It’s that ongoing debate that again reared its ugly head last week and, yep, it’s the dearth of female creatives among Aussie agencies. But for one of Australia’s most lauded female ECDs – Justine Armour (pictured above) – the problem’s arguably the ads themselves which for too long have been a turn-off and can often appear “hostile” to women; meaning it’s simply an industry many baulk at working in.
Armour worked as a creative for some of Australia’s top agencies in the early 2000s, including stints at McCann, Clemms, Saatchi & Saatchi and Mojo. In 2011 she shifted to the States and landed a gig at Weiden + Kennedy (widely regarded as the best agency on the planet) before moving to her current role – group creative director at New York’s 72 And Sunny.
Armour admitted she was one of the few female creatives during her decade-plus stint at the Aussie agencies but revealed to B&T her experience was primarily positive.
“I never really got asked about this until a couple of years ago, so I’ve only recently started to analyse what those years were like,” Armour revealed when questioned about being a female among the bucks.
“There were some creepy things that happened, sure, but nothing that defined my experience. If I was to make one sweeping generalisation I’d say it was a ‘boys’ club’; it was very social, and there was a lot of drinking. The pub was where the relationships that got you onto good briefs were formed, and getting good briefs meant doing good work which meant having a better time overall. So I was at the pub a lot!”
Armour, too, is quick to add that she doesn’t want to appear some sort of flag-bearer for female creatives. “I’m only talking about this because you asked me,” she’s quick to reiterate to B&T. “Most of the women I know (in the industry) are ‘cool girls’ (you can read about ‘cool girls’ here). They pride themselves on being able to hang with whoever, which can be a double-edged sword, but that’s how it works. The girls (female creatives) I know would rather talk about ideas and cool shit than focus on this.”
One of Australia’s top ECDs recently told B&T (anonymously, of course) that he reckoned adland took the hit for the gender debate when a host of other creative industries – architecture, music and scriptwriting, as examples – were equally male dominated but sans the blowtorch given to agency land. Interestingly, he added: “When the redundancies came it was always the blokes that got sacked because the agency was desperate to hang on to any female talent it had.”
But for Armour, having women creatives isn’t “an obligation, it’s a massive opportunity”.
She added: “Women are more nuanced communicators, their brains are wired and work differently, and they have a different, often hostile relationship with advertising because of the way it has treated them in the past.
“Women make 85 per cent of purchase decisions, so your clients’ consumers are women. So if you want to be really insightful and truly effective, women should be involved in creating the work that encourages women to consider your product.”
So what are the solutions to a problem, it must be said, has been ongoing for years and doesn’t appear to being showing any signs of marked improvement?
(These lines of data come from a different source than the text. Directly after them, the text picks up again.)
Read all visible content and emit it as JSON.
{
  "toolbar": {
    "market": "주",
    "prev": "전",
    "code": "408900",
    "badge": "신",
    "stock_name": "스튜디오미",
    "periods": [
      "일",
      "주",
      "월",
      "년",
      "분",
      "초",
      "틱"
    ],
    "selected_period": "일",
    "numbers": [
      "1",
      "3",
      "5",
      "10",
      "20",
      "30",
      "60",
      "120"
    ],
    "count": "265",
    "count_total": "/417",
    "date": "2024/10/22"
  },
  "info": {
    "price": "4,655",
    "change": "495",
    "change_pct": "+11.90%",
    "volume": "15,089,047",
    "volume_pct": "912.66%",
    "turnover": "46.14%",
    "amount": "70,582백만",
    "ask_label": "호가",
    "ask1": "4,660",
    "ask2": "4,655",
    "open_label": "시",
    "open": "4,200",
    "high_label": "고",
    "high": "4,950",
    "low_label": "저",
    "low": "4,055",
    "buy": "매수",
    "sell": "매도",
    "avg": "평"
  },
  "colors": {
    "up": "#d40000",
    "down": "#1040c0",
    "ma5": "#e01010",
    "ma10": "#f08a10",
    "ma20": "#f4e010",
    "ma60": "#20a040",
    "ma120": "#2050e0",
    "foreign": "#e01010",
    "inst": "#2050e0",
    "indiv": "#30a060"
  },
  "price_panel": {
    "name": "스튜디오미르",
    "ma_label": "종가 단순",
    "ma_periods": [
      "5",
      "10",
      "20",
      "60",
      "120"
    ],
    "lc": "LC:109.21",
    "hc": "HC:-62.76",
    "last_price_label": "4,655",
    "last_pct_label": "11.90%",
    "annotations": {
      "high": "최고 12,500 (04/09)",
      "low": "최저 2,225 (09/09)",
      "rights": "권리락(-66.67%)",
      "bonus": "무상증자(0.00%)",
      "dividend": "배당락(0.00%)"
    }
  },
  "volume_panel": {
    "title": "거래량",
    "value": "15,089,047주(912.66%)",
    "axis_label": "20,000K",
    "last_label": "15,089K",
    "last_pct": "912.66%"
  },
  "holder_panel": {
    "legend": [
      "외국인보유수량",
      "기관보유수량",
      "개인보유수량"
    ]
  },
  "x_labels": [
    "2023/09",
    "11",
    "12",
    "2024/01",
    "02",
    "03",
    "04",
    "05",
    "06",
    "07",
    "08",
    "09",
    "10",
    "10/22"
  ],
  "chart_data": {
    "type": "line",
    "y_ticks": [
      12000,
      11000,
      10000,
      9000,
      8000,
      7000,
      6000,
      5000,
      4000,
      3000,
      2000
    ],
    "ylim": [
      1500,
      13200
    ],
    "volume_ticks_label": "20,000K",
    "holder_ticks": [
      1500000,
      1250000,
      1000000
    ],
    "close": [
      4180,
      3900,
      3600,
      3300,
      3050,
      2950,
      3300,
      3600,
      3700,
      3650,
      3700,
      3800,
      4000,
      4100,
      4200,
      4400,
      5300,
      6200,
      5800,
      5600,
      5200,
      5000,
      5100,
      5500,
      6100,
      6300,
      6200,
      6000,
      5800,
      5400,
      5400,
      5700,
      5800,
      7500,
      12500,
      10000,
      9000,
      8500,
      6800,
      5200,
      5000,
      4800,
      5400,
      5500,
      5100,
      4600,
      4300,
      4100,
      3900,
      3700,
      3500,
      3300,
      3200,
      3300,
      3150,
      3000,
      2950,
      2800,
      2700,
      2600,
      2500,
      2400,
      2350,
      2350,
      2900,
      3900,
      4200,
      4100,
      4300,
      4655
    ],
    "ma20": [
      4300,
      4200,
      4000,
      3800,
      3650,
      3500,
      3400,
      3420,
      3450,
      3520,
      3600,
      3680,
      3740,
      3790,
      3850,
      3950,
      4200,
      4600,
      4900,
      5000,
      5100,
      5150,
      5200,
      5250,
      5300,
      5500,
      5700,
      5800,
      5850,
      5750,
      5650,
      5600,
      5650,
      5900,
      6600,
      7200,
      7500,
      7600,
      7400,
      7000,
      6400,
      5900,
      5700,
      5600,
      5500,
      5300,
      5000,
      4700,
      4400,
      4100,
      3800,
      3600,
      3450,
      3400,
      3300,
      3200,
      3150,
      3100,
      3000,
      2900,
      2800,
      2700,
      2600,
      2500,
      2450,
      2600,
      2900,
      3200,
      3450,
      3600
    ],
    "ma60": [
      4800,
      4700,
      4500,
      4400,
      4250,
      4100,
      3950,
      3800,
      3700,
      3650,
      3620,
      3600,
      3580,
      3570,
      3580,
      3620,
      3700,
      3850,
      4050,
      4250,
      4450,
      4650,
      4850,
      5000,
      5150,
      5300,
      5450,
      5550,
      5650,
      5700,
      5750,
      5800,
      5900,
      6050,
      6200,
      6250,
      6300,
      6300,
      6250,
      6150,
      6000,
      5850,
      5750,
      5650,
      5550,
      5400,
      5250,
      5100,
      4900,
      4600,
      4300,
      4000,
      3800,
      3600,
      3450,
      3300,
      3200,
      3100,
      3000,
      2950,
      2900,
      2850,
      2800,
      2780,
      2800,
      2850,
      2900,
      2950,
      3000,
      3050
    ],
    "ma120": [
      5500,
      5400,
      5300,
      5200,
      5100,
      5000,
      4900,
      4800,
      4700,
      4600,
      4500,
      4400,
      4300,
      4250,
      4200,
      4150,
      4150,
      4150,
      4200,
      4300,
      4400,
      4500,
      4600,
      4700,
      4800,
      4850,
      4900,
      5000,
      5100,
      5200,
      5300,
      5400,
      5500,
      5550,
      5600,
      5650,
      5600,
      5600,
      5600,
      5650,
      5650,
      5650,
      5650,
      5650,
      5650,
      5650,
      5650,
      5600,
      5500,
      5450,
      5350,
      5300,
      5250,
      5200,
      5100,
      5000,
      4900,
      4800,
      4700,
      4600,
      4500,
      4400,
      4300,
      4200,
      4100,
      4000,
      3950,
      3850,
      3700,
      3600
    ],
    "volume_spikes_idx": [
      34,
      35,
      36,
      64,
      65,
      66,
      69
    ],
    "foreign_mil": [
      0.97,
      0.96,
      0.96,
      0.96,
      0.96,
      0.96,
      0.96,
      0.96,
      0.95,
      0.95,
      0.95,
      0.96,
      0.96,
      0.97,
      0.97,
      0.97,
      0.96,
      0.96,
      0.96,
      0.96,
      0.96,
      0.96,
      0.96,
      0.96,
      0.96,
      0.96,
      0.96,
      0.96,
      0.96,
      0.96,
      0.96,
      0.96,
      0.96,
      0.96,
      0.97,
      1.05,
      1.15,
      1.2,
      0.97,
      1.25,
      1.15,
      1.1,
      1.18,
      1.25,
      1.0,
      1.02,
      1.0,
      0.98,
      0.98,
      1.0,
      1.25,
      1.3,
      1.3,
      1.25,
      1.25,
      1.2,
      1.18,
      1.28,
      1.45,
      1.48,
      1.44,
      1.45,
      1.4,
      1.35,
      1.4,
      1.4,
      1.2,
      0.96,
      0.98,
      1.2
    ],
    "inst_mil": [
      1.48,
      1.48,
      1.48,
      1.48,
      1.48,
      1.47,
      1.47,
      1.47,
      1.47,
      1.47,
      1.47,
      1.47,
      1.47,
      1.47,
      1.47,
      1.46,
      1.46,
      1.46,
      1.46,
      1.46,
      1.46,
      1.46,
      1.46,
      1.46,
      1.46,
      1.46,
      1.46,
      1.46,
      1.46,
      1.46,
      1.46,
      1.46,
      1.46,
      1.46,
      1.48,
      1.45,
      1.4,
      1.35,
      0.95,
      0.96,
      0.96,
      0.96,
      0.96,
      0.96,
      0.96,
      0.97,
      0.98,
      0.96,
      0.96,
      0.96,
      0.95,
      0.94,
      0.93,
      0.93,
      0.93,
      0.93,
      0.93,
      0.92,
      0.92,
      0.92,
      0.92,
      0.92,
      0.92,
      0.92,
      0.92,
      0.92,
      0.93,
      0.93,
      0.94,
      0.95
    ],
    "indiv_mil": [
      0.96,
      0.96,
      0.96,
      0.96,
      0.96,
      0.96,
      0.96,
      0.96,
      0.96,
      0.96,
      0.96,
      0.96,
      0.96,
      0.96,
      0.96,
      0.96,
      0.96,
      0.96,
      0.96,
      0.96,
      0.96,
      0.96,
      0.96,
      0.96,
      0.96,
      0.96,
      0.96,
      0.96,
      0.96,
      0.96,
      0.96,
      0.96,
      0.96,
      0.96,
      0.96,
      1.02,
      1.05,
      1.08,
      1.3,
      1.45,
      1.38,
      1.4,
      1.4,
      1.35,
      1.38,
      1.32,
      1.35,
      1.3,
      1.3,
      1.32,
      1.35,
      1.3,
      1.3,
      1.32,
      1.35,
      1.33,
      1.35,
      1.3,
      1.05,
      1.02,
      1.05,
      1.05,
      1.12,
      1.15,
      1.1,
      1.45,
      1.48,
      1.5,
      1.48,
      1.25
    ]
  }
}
For starters, Armour would like to see less talk and more female-positive policies by agencies.
There needs to be more women in senior roles so the new recruits feel they have a future in the industry, Armour said. The industry, she added, had no problems attracting females out of the universities and colleges but had enormous issues retaining them once kids arrived and other, more family-friendly careers, start to look more appealing.
Agency land’s 24/7, “always on” culture is also a massive dissuader to women, particularly those with young kids at home. “We have to create conditions where mums can compete,” Armour said. “If your clients have women’s brands and want women’s thinking, enlist their support in getting women on their business.
“Build air into your deadlines, make the process work around these women. My agency offers six months’ paid maternity leave. My previous agency offered four months’ paid leave and covered travel for carers when breastfeeding mothers needed to travel for work.
“Many agencies (in the US) also have dedicated breastfeeding/pumping rooms in the office. France has a ban on work email on weekends, after 6pm and before 9am. Those are conditions where mums can make it work. I would put policies like those in place, and let women know they can negotiate with you case-by-case so that you can find a way that works for everyone.”
Finally, should it be the clients that enact the change? Should they simply demand to see more work by more female creatives? “Sure. If they’re not asking for it, it won’t be a priority. Any client creating products for women is missing out if they don’t have insightful creative women on their business,” Armour concluded.